Um fator que vem ganhando peso nas discussões sobre adoção de IA nas PMEs é o custo operacional associado ao uso intensivo de recursos em nuvem. À medida que o uso de plataformas baseadas em grandes modelos de linguagem cresce dentro das empresas, o consumo de infraestrutura tecnológica aumenta na mesma proporção, o que pode se tornar um problema para negócios com orçamento mais apertado. Diante desse cenário, especialistas apontam que soluções mais enxutas, como os chamados pequenos modelos de linguagem, surgem como alternativas viáveis e economicamente mais sustentáveis para o pequeno empresário que quer usar a tecnologia sem comprometer o caixa.

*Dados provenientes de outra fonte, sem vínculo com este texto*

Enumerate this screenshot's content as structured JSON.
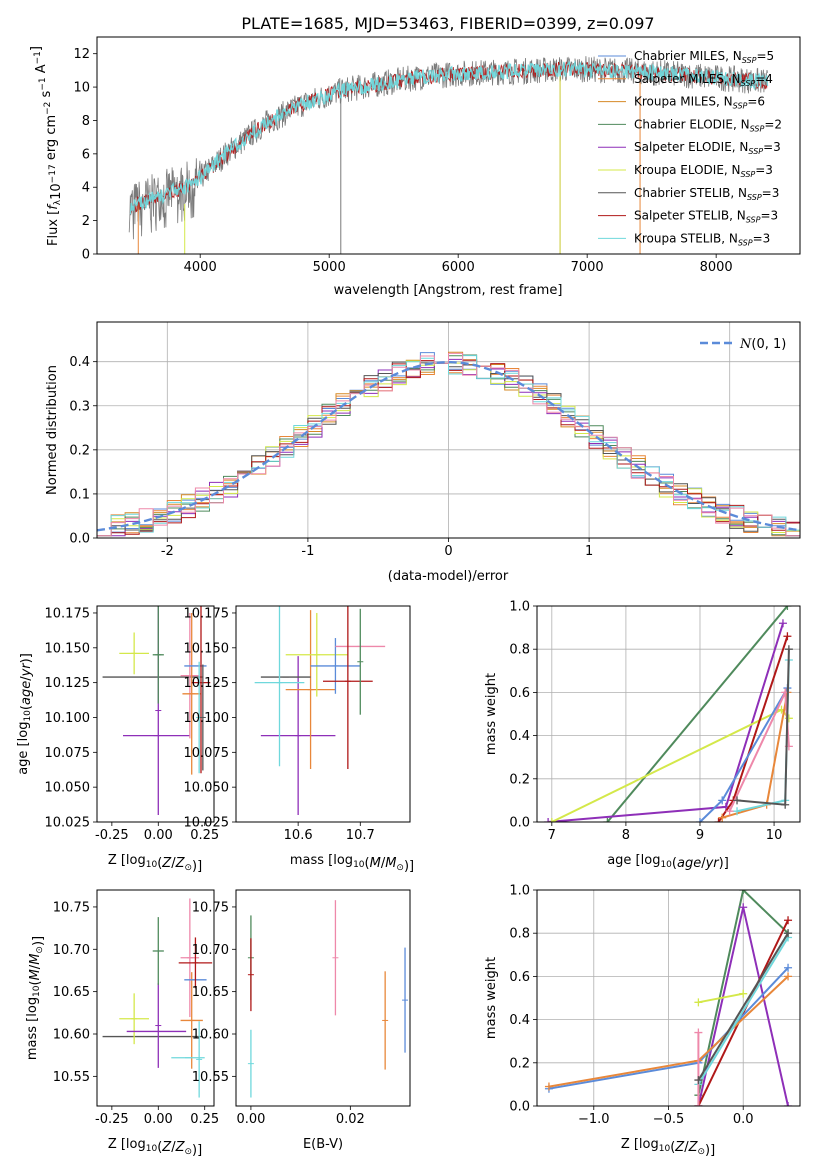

Um relatório global encomendado pela SAS em parceria com a IDC reforça esse cenário de transição: quase 70% das pequenas e médias empresas em todo o mundo ainda se encontram em estágios experimentais ou oportunistas de maturidade em inteligência artificial, mesmo com o crescimento constante dos investimentos na área. O levantamento aponta um descompasso relevante entre a ambição das empresas em adotar a tecnologia e a capacidade real de escalar esse uso com governança adequada e retorno mensurável sobre o investimento, o que reforça a importância de um planejamento cuidadoso antes de qualquer adoção em larga escala.

O caminho para transformar potencial em resultado

Especialistas consultados por veículos de tecnologia e negócios são unânimes em um ponto: a inteligência artificial só entrega resultado consistente quando está integrada a um processo maduro e compreendido pela liderança da empresa. Isso significa que antes de investir em qualquer ferramenta, o empresário precisa mapear qual problema específico do seu negócio deseja resolver, para então buscar a solução mais adequada àquela necessidade, evitando a tentação de adotar tecnologia apenas por modismo. A automação tecnológica sem esse planejamento tende a gerar frustração e desperdício de recursos, em vez de resolver os gargalos operacionais que motivaram a busca pela ferramenta em primeiro lugar.

Para o empresário brasileiro que ainda hesita entre investir ou não em inteligência artificial, o cenário atual traz um recado direto: a tecnologia já não é mais restrita às grandes corporações e se tornou, segundo especialistas, uma peça de sobrevivência competitiva também para os pequenos negócios. O desafio não está mais em provar que a IA funciona, e sim em construir, com calma e método, a ponte entre a ferramenta disponível e o resultado prático que ela pode gerar dentro de cada operação. Empresas que conseguirem atravessar esse processo de maneira estruturada tendem a sair na frente em um mercado que se torna, a cada mês, mais movido por dados e automação.